The good news is that societal views on equity and inclusion have significantly shifted. There is increased awareness and education and much greater support for a fairer and more inclusive society for all Australians over the past 50 years.

Yet sadly many of us are still allowing our unconscious biases and our hard-wired fear of difference to divide us. This fear of difference is being perpetuated by our media as well as some of our key institutions (including the church and our parliament) – which is resulting in us playing an old losing game rather than the winning game that is possible. If we moved to this winning game and created greater inclusion of difference, we could benefit from the well documented evidence of a richer, healthier and more innovative society for everyone.

Over the past week we saw another painful and divisive public debate led by our PM about the right of religious organisations to discriminate against Australian LGBTIQ children – thank goodness this debate resulted in a positive legislative change to enshrine safety from discrimination for every student. Yet sadly we are still debating the right to exclude LGBTIQ teachers.  Since when does your gender or sexual identity impact on your ability to be a great maths teacher for example?

This week we also heard that the Australian Senate only narrowly voted down a motion condemning “anti-white racism,” followed by a defence from our government senators who voted for the controversial statement claiming an administrative error and ignorance of what the term meant led to their votes.
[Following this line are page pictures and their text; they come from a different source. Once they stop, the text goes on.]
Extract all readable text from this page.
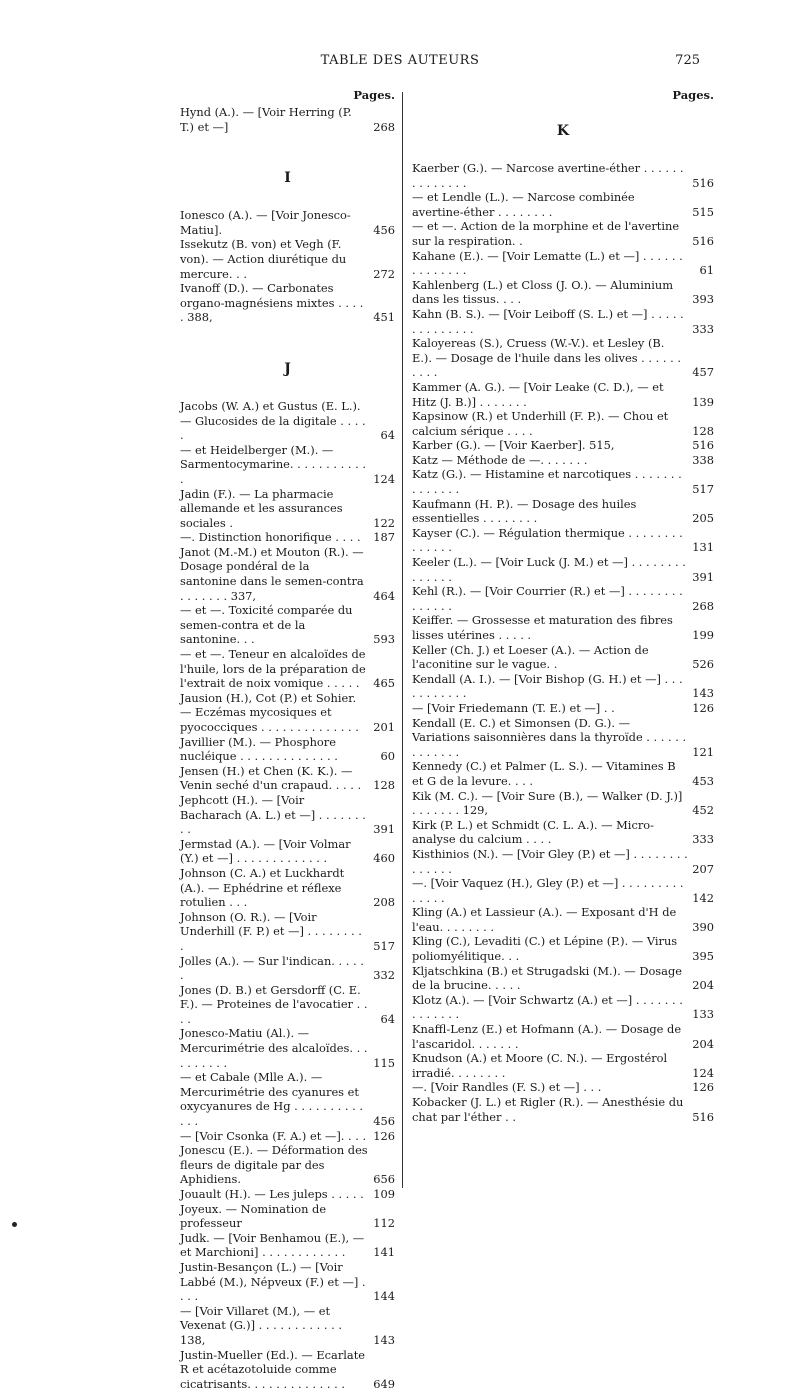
TABLE DES AUTEURS	725
Pages.
Hynd (A.). — [Voir Herring (P. T.) et —]	268
I
Ionesco (A.). — [Voir Jonesco-Matiu].	456
Issekutz (B. von) et Vegh (F. von). — Action diurétique du mercure. . .	272
Ivanoff (D.). — Carbonates organo-magnésiens mixtes . . . . . 388,	451
J
Jacobs (W. A.) et Gustus (E. L.). — Glucosides de la digitale . . . . .	64
— et Heidelberger (M.). — Sarmentocymarine. . . . . . . . . . . .	124
Jadin (F.). — La pharmacie allemande et les assurances sociales .	122
—. Distinction honorifique . . . . 187
Janot (M.-M.) et Mouton (R.). — Dosage pondéral de la santonine dans le semen-contra . . . . . . . 337,	464
— et —. Toxicité comparée du semen-contra et de la santonine. . .	593
— et —. Teneur en alcaloïdes de l'huile, lors de la préparation de l'extrait de noix vomique . . . . . 465
Jausion (H.), Cot (P.) et Sohier. — Eczémas mycosiques et pyococciques . . . . . . . . . . . . . . 201
Javillier (M.). — Phosphore nucléique . . . . . . . . . . . . . .	60
Jensen (H.) et Chen (K. K.). — Venin seché d'un crapaud. . . . . 128
Jephcott (H.). — [Voir Bacharach (A. L.) et —] . . . . . . . . .	391
Jermstad (A.). — [Voir Volmar (Y.) et —] . . . . . . . . . . . . .	460
Johnson (C. A.) et Luckhardt (A.). — Ephédrine et réflexe rotulien . . .	208
Johnson (O. R.). — [Voir Underhill (F. P.) et —] . . . . . . . . .	517
Jolles (A.). — Sur l'indican. . . . . .	332
Jones (D. B.) et Gersdorff (C. E. F.). — Proteines de l'avocatier . . . .	64
Jonesco-Matiu (Al.). — Mercurimétrie des alcaloïdes. . . . . . . . . .	115
— et Cabale (Mlle A.). — Mercurimétrie des cyanures et oxycyanures de Hg . . . . . . . . . . . . .	456
— [Voir Csonka (F. A.) et —]. . . . 126
Jonescu (E.). — Déformation des fleurs de digitale par des Aphidiens.	656
Jouault (H.). — Les juleps . . . . . 109
Joyeux. — Nomination de professeur	112
Judk. — [Voir Benhamou (E.), — et Marchioni] . . . . . . . . . . . . 141
Justin-Besançon (L.) — [Voir Labbé (M.), Népveux (F.) et —] . . . .	144
— [Voir Villaret (M.), — et Vexenat (G.)] . . . . . . . . . . . . 138,	143
Justin-Mueller (Ed.). — Ecarlate R et acétazotoluide comme cicatrisants. . . . . . . . . . . . . . 649
Pages.
K
Kaerber (G.). — Narcose avertine-éther . . . . . . . . . . . . . .	516
— et Lendle (L.). — Narcose combinée avertine-éther . . . . . . . .	515
— et —. Action de la morphine et de l'avertine sur la respiration. .	516
Kahane (E.). — [Voir Lematte (L.) et —] . . . . . . . . . . . . . .	61
Kahlenberg (L.) et Closs (J. O.). — Aluminium dans les tissus. . . .	393
Kahn (B. S.). — [Voir Leiboff (S. L.) et —] . . . . . . . . . . . . . .	333
Kaloyereas (S.), Cruess (W.-V.). et Lesley (B. E.). — Dosage de l'huile dans les olives . . . . . . . . . .	457
Kammer (A. G.). — [Voir Leake (C. D.), — et Hitz (J. B.)] . . . . . . .	139
Kapsinow (R.) et Underhill (F. P.). — Chou et calcium sérique . . . .	128
Karber (G.). — [Voir Kaerber]. 515,	516
Katz — Méthode de —. . . . . . .	338
Katz (G.). — Histamine et narcotiques . . . . . . . . . . . . . .	517
Kaufmann (H. P.). — Dosage des huiles essentielles . . . . . . . .	205
Kayser (C.). — Régulation thermique . . . . . . . . . . . . . .	131
Keeler (L.). — [Voir Luck (J. M.) et —] . . . . . . . . . . . . . .	391
Kehl (R.). — [Voir Courrier (R.) et —] . . . . . . . . . . . . . .	268
Keiffer. — Grossesse et maturation des fibres lisses utérines . . . . .	199
Keller (Ch. J.) et Loeser (A.). — Action de l'aconitine sur le vague. .	526
Kendall (A. I.). — [Voir Bishop (G. H.) et —] . . . . . . . . . . .	143
— [Voir Friedemann (T. E.) et —] . .	126
Kendall (E. C.) et Simonsen (D. G.). — Variations saisonnières dans la thyroïde . . . . . . . . . . . . .	121
Kennedy (C.) et Palmer (L. S.). — Vitamines B et G de la levure. . . .	453
Kik (M. C.). — [Voir Sure (B.), — Walker (D. J.)] . . . . . . . 129,	452
Kirk (P. L.) et Schmidt (C. L. A.). — Micro-analyse du calcium . . . .	333
Kisthinios (N.). — [Voir Gley (P.) et —] . . . . . . . . . . . . . .	207
—. [Voir Vaquez (H.), Gley (P.) et —] . . . . . . . . . . . . . .	142
Kling (A.) et Lassieur (A.). — Exposant d'H de l'eau. . . . . . . .	390
Kling (C.), Levaditi (C.) et Lépine (P.). — Virus poliomyélitique. . .	395
Kljatschkina (B.) et Strugadski (M.). — Dosage de la brucine. . . . .	204
Klotz (A.). — [Voir Schwartz (A.) et —] . . . . . . . . . . . . . .	133
Knaffl-Lenz (E.) et Hofmann (A.). — Dosage de l'ascaridol. . . . . . .	204
Knudson (A.) et Moore (C. N.). — Ergostérol irradié. . . . . . . .	124
—. [Voir Randles (F. S.) et —] . . .	126
Kobacker (J. L.) et Rigler (R.). — Anesthésie du chat par l'éther . .	516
The fact that this could happen demonstrates a strong lack of personal insight into the impact of error and ignorance by our politicians, something which I believe is no longer acceptable in 21st century Australia. In my view, some of these leaders would fail the reasonable person in the street test that is enshrined to protect all Australians within our national and state anti-discrimination legislation.

So how do we shift the dial to win-win inclusion for all Australians?

Based on my experience there are 3 things we can do to get started - we can:

1.    Understand that every one of us has a role to play in shifting workplace and societal culture to be more inclusive of peoples differences. We all need to be mindful of applying an inclusion lens (rather than a special treatment lens) before making decisions, otherwise we are at risk of excluding diverse groups and individuals without realising it.

2.    We all need to be self aware of our own unique diversity identity – we all have one (being the combination of differences that make us unique) and we need to understand that our identity informs how we interpret the world around us.

3.    We need to create safe spaces in our organisations and community for people to have new D & I conversations and respectful disagreement. This is possible after being educated on the robust D & I evidence base we now have, including the business case evidence, the science of how unconscious bias impacts on merit and good decision making, how to mitigate unconscious bias, as well as best practice D & I approaches and actions that people can undertake every day. Through creating these spaces, greater diversity and workplace inclusion can be experienced by everyone.

For these steps to work, they require a workplace culture where people feel safe to identify and speak up and call bias and unfair treatment. Organisations also need to be willing to take swift action to address these challenges as part of how business is done.

In my experience evidence based, well designed D & I, unconscious bias and inclusive leadership education and training sessions can provide employee awareness and education to shift mindsets, increase knowledge, skills and identify the behaviours that drive inclusion.

Sadly, for too long we have spent our time educating our leaders and employees on what not to do rather than equip them with a D &I capability mindset, providing the knowledge, skills and behaviours that create inclusion.

In the many interviews, focus groups and education sessions I have conducted over now twenty-five years I have found mostly well-intentioned people who just want to know what they need to do.

So, it’s time to draw a line in the sand and help Australian leaders and staff to have new, safe and authentic conversations to understand the challenges and help create and implement the new solutions that will make a real difference. We all have a role!

Does your workplace culture have the D & I maturity to support your people to do their best work? How do you know?